Este domingo (19) é o Dia do Cuscuz, prato reconhecido como patrimônio imaterial da humanidade pela Organização das Nações Unidas para a Educação, a Ciência e a Cultura (Unesco). Não que seja necessário um dia especial para comer cuscuz, já que esse alimento, especialmente no Nordeste brasileiro, é amado e versátil ao ponto de servir de café da manhã, almoço e jantar, em versões doce e salgada, recheada ou simples.
O cuscuz, da forma como é consumida no Nordeste, é feito a partir do fubá de milho, que é uma espécie de farinha com flocos finos e que absorvem mais água.
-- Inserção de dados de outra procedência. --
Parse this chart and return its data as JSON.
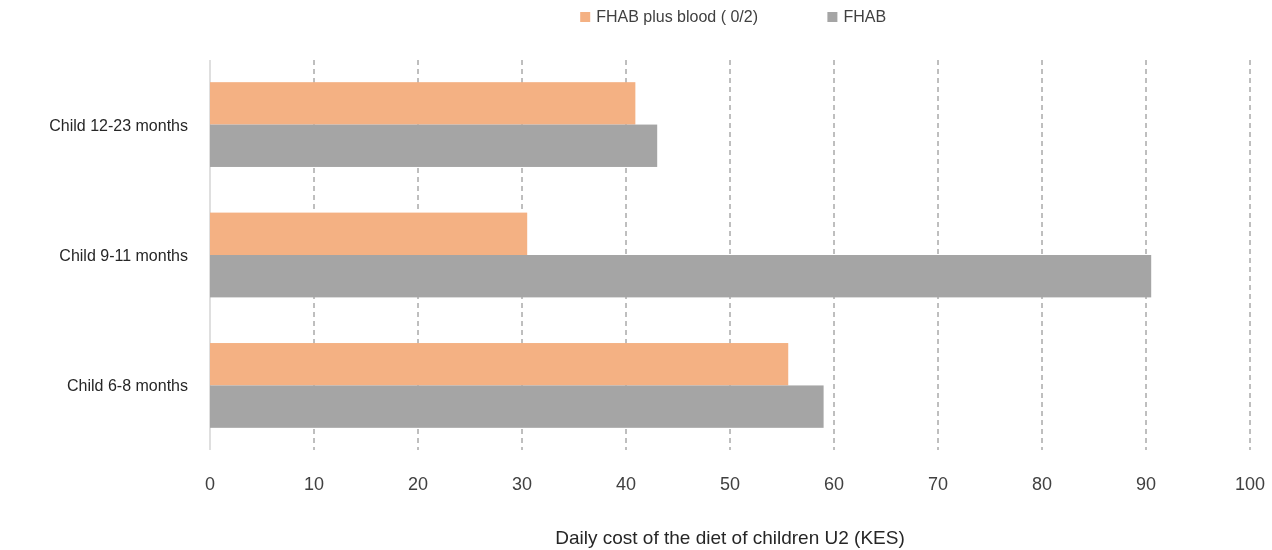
{
  "chart_data": {
    "type": "bar",
    "orientation": "horizontal",
    "xlabel": "Daily cost of the diet of children U2 (KES)",
    "categories": [
      "Child 12-23 months",
      "Child 9-11 months",
      "Child 6-8 months"
    ],
    "series": [
      {
        "name": "FHAB plus blood ( 0/2)",
        "color": "#f4b183",
        "values": [
          40.9,
          30.5,
          55.6
        ]
      },
      {
        "name": "FHAB",
        "color": "#a5a5a5",
        "values": [
          43.0,
          90.5,
          59.0
        ]
      }
    ],
    "xlim": [
      0,
      100
    ],
    "xticks": [
      0,
      10,
      20,
      30,
      40,
      50,
      60,
      70,
      80,
      90,
      100
    ],
    "grid": "x",
    "legend": "top"
  }
}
A massa é cozida no vapor de água e comida tanto como acompanhamento quanto como prato principal, junto a manteiga, ovo, queijo legumes, frango ou peixe, por exemplo.
Entretanto, apesar de ser tão característico da região, o cuscuz não nasceu no Nordeste.
De onde vem o cuscuz?
De acordo com o antropólogo da alimentação Bruno Albertim, se sabe que o cuscuz, feito com sorgo, arroz e com sêmola de trigo, como o conhecido cuscuz marroquino, era prato comum na alimentação de povos mouros, oriundos do norte do continente africano.
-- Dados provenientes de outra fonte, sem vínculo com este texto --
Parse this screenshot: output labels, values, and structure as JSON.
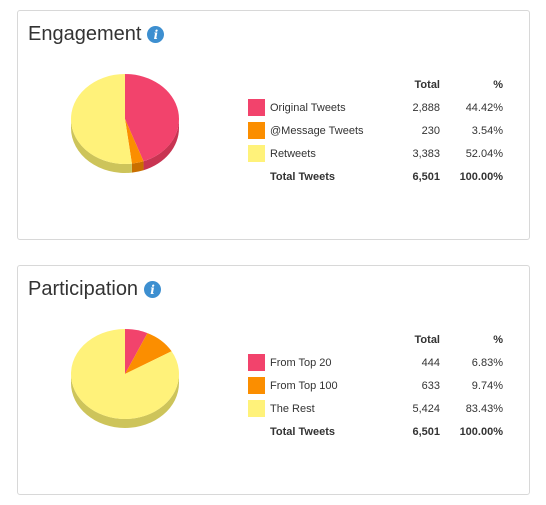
{
  "chart_data": [
    {
      "type": "pie",
      "title": "Engagement",
      "columns": {
        "total": "Total",
        "percent": "%"
      },
      "slices": [
        {
          "label": "Original Tweets",
          "total": "2,888",
          "percent": "44.42%",
          "value": 44.42,
          "color": "#f2436c",
          "side_color": "#c83452"
        },
        {
          "label": "@Message Tweets",
          "total": "230",
          "percent": "3.54%",
          "value": 3.54,
          "color": "#fb8e00",
          "side_color": "#c96f00"
        },
        {
          "label": "Retweets",
          "total": "3,383",
          "percent": "52.04%",
          "value": 52.04,
          "color": "#fff27a",
          "side_color": "#cdc45a"
        }
      ],
      "total_row": {
        "label": "Total Tweets",
        "total": "6,501",
        "percent": "100.00%"
      }
    },
    {
      "type": "pie",
      "title": "Participation",
      "columns": {
        "total": "Total",
        "percent": "%"
      },
      "slices": [
        {
          "label": "From Top 20",
          "total": "444",
          "percent": "6.83%",
          "value": 6.83,
          "color": "#f2436c",
          "side_color": "#c83452"
        },
        {
          "label": "From Top 100",
          "total": "633",
          "percent": "9.74%",
          "value": 9.74,
          "color": "#fb8e00",
          "side_color": "#c96f00"
        },
        {
          "label": "The Rest",
          "total": "5,424",
          "percent": "83.43%",
          "value": 83.43,
          "color": "#fff27a",
          "side_color": "#cdc45a"
        }
      ],
      "total_row": {
        "label": "Total Tweets",
        "total": "6,501",
        "percent": "100.00%"
      }
    }
  ],
  "icons": {
    "info": "info-icon",
    "info_glyph": "i"
  }
}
“Do Egito ao Marrocos, na África setentrional e muçulmana, o cuscuz já era tido como prato nacional, sendo comido de situações corriqueiras a ocasiões especiais, com comidas de caldo. É um prato que absorve caldos muito bem, e por isso a gente vê tanto o cuscuz sendo comido com galinha ou carne guisadas”, explicou.
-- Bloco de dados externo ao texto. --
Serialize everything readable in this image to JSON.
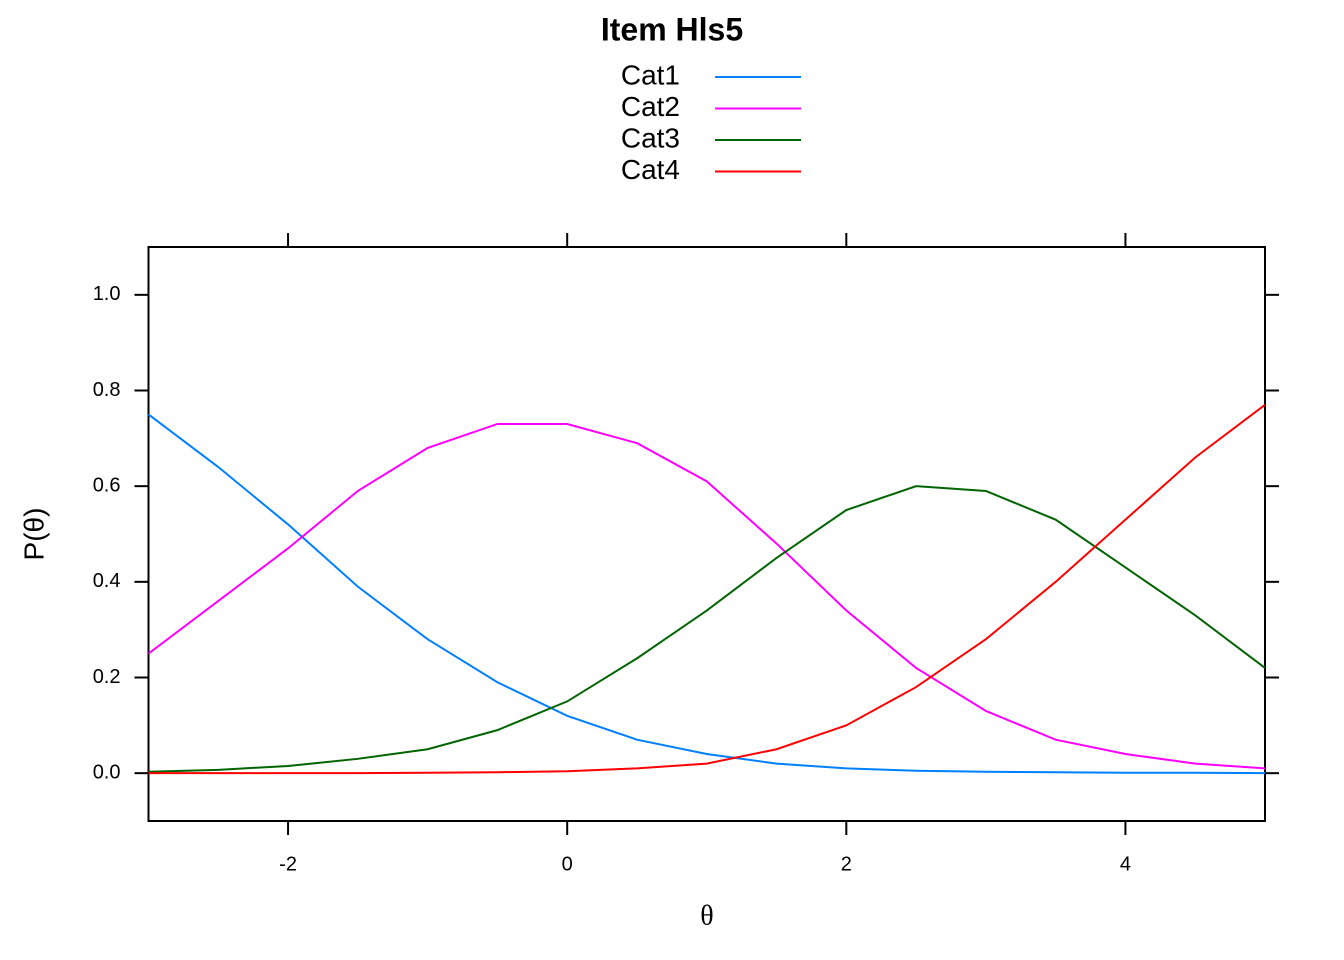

Bruno Albertim lembrou, ainda, que entre 711 e 1492, a Península Ibérica, onde fica Portugal, foi dominada pelos povos mouros, o que fez com que os colonizadores tivessem o cuscuz como parte de sua alimentação. Mas é no Brasil que ele começa a ser feito com milho, que tem origem americana.
O cuscuz, portanto, é resultado direto das chamadas “trocas atlânticas”, por meio das quais, por exemplo, chega ao Brasil a cana-de-açúcar, originária da Índia, que foi base da economia pernambucana desde o século 16.
“O milho promove uma revolução nos hábitos alimentares dos europeus, na época das chamadas ‘trocas atlânticas’. Se eles trazem o cuscuz, daqui eles levam a polenta, que é parecida com nosso angu, e faz parte da cultura italiana. Os portugueses, por outro lado, têm contato com o tomate, a batata e o milho”, disse o antropólogo.
Devido à abundância dos ingredientes, o cuscuz, no Nordeste brasileiro, logo se tornou integrante basilar da alimentação, algo equivalente ao pão francês.
Não por acaso, em 2002, as farinhas de trigo e de milho foram escolhidas para serem fortificadas com ferro e ácido fólico, por determinação da Agência Nacional de Vigilância Sanitária (Anvisa), por meio da portaria 344/2002.
O enriquecimento dessas farinhas foi uma política pública adotada para combater a anemia por deficiência de ferro e má formação de fetos por falta de ácido fólico. Nesse segundo caso, por exemplo, houve redução de 30% na prevalência de doenças do tubo neural em bebês, segundo dados do Ministério da Saúde.
“Essas farinhas viraram algo como um aliado, por ser algo que está tão institucionalizado no cotidiano da população. Minha mãe, por exemplo, estava indo para a maternidade quando eu ia nascer e, por ser o primeiro filho, ficou desesperada. Não sabia quanto tempo ia ficar no hospital, nem se ia poder comer. Ela disse à minha avó que só ia para o hospital depois de comer cuscuz”, contou.